What does a coffee plant look like?

We often hear the coffee plant spoken of as a tree, but it is in fact a shrub.

The difference is that a tree has one main stem, the trunk, which increases in size every year, and from which sprout branches that form a crown.

A shrub, like the coffee plant, grows a number of stems and branches straight from the ground, and the whole shape is a crown of branches.

It is easy to see why coffee plants are sometimes seen as trees though. Left uncultivated they can grow to as high as ten meters!

In cultivation they are normally a maximum of five meters, to make harvesting easier especially since much handpicking is used in coffee plantations

coffea tree and coffee berries

How long does it take for a coffee plant to grow?

Depending on the conditions, a cultivated coffee plant will start to produce fruit in three to four years.

It is an unusual plant in that the coffee cherries which contain the seed or bean can be at various stages of ripeness at the same time on the same plant. This gives a good long harvesting season.

It is estimated that the life of a coffee plant is up to 100 years, although on a commercial plantation the best producing years are between 7 and 20.

It is possible to grow small coffee plants at home for decorative purposes. They are an attractive plant and very hardy, so even the laziest home gardeners will be able to grow them with some success. 

Where are coffee plants grown today?

Coffee is cultivated in more than 70 countries around the world. However, only 5 of those countries provide the majority of the coffee consumed today.

In first place is Brazil, and it has been the biggest producer since the 1840s, with over 300,000 coffee farms producing Arabica beans. Frank Sinatra even had a hit in 1946 with the song They’ve Got an Awful Lot of Coffee in Brazil”.

Second, surprisingly is Vietnam, which has found a niche in becoming the biggest exporter of Robusta beans in the world. Robusta in its natural state is harsher and stronger in caffeine than Arabica and is used mainly in instant coffee, powdered or granulated.

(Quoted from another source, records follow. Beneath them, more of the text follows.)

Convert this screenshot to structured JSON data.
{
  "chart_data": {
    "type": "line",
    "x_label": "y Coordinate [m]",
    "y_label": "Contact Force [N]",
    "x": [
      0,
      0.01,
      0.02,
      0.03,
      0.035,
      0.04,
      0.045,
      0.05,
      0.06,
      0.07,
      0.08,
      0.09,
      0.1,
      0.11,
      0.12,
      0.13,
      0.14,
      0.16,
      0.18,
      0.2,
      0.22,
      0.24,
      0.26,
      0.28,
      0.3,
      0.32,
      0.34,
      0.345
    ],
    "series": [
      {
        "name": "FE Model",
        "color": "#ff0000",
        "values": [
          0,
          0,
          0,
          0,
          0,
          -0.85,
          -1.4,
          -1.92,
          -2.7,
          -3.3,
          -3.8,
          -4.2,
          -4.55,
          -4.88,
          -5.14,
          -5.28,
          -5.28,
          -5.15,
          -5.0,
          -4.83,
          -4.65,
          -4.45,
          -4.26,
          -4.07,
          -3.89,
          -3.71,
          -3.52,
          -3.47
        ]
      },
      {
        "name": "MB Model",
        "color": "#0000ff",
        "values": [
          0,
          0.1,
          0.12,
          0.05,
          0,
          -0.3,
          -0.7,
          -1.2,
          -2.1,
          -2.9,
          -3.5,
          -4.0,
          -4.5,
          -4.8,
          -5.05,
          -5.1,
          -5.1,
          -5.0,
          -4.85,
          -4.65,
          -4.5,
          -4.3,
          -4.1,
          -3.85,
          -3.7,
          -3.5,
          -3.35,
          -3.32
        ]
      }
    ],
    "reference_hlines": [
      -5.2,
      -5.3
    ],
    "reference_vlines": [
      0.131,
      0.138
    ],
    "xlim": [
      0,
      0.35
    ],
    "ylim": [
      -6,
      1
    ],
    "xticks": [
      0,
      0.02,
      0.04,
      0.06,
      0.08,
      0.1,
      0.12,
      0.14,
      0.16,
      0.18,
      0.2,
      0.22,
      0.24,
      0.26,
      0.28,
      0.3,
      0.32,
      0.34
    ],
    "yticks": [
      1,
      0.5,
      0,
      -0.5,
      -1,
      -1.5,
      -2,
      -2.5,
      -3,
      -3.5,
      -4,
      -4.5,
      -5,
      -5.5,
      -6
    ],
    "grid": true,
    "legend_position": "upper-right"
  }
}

The others in the top five are Colombia, Indonesia, and still Ethiopia, home of the first coffee plant.

How are coffee beans made?

What we know as a coffee bean is actually the seed from the cherry on the Coffea plant.

If a raw seed is planted in fertile ground it will grow into a coffee plant.

Once the cherry is picked, the seed is removed.

There are several methods for this, the most common being washing most of the fruit pulp off, then fermenting the seeds underwater for a few days to remove the rest of the pulp.

The seeds are then dried either in the sun or in drying machines.

The end result is the green bean, which is stored until roasted.

What animals produce coffee beans?

The world’s most expensive coffee is actually produced by animals, by elephants actually.

In Thailand, elephants are fed coffee beans which are later picked out of their droppings and then processed. The elephant is a highly regarded and sacred animal in Thailand, and coffee produced in this way is very sought after.

This practice also occurs in other regions. In Vietnam and Indonesia, beans are fed to small civet cats and recovered from their droppings, and then roasted.

While this may seem just a novelty, it has a practical purpose.

Using mainly Robusta beans, the stomach acids and gastric juices partially ferment the seeds, removing the harsh taste of the Robusta bean, and adding an earthy, deeper flavor.

In Indonesia it is called Kopi Luwak, the Luwak being their name for the Civet. In Vietnamese cafes, it is known as Ca Phe Cut Chon, which loosely translates as “Weasel Dung Coffee”.

If you get the opportunity, you should certainly try this unique coffee style – but make sure the beans are carefully washed first!

Final thoughts on where coffee comes from

As you can see, coffee has a rich history, as rich as a freshly brewed cup of joe.

While the coffee industry is not seen as a traditional agriculture industry, it certainly has countless stories about harvesting, producing, and recycling.